After days spent trapped beneath a boulder in an isolated Utah cave, our hero has finally found the guts to sever his own arm and stumble toward civilization. Needing a piece that was both triumphant and cautionary, director Danny Boyle unleashed Sigur Rós’ lovely lament — and movie magic was born. The Icelandic band have seen their songs frequently featured in the trailers of important films — Children of Men, for example — but few filmmakers have found successful ways to incorporate their ambient dreamscapes into the narrative mix. Boyle understands, turning an already emotional moment into something sublime.

 
#2: “Across 110th Street” — Bobby Womack, from Jackie Brown

Tarantino again, and this time he is setting the stage for everything to come later. As a character and a film, Jackie Brown is a throwback to the days when drive-ins and urban theaters would feature ass-kicking characters of African American persuasion. These blaxploitation titles, popular because they spoke to a demographic wholly underserved, often had killer soundtracks and QT re-contextualizes this Womack wonder to fit his post-modern take on the material. The desperation and pain of the lyric and delivery uncover the hidden conceits about to be discovered in the storyline, while the ’70s soul feel argues for the movie’s retro and revisionist elements.

 
#1: “Machine Gun” — The Commodores, from Boogie Nights

How do you celebrate a ’70s porn star’s rise to the top? Even better, how do you find a way to bring all of your divergent characters together to illustrate the “one big happy family” feel that will guide the rest of your movie?
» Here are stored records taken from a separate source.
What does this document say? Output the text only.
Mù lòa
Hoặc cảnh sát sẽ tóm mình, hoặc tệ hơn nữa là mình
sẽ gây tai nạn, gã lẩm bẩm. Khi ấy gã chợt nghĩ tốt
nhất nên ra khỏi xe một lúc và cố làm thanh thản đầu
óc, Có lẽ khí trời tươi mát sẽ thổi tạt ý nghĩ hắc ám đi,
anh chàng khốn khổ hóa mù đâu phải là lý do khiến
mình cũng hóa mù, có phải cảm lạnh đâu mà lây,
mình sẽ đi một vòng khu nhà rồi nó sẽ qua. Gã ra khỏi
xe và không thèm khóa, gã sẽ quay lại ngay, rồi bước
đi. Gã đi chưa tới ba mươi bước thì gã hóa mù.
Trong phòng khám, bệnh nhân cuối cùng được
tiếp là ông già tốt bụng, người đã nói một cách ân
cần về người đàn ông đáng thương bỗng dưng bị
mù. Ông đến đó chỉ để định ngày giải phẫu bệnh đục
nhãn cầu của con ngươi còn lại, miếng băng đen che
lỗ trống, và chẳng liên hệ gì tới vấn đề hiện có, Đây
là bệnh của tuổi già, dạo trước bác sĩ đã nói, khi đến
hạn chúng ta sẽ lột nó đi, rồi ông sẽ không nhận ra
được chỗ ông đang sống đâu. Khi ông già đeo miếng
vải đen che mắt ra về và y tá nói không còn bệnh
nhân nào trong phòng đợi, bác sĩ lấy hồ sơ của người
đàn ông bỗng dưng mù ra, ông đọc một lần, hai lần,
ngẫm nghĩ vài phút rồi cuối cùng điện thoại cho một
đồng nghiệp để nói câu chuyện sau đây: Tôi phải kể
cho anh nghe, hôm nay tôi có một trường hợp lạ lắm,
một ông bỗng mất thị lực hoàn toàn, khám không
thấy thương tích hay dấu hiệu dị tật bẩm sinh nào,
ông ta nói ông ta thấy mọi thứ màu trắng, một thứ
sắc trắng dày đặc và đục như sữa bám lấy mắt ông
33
Why, you get one of the greatest dance instrumentals of all time and place you actors in a line, Saturday Night Fever style, and let them strut their stuff. Sure, in this montage, the actors discuss the tools of the skin trade and the critical reaction to same, but the real selling point is their momentary move into choreography. As the spin and turn, jump and jive, we’re ready to follow these people anywhere — and director Paul Thomas Anderson delivers in devastating ways.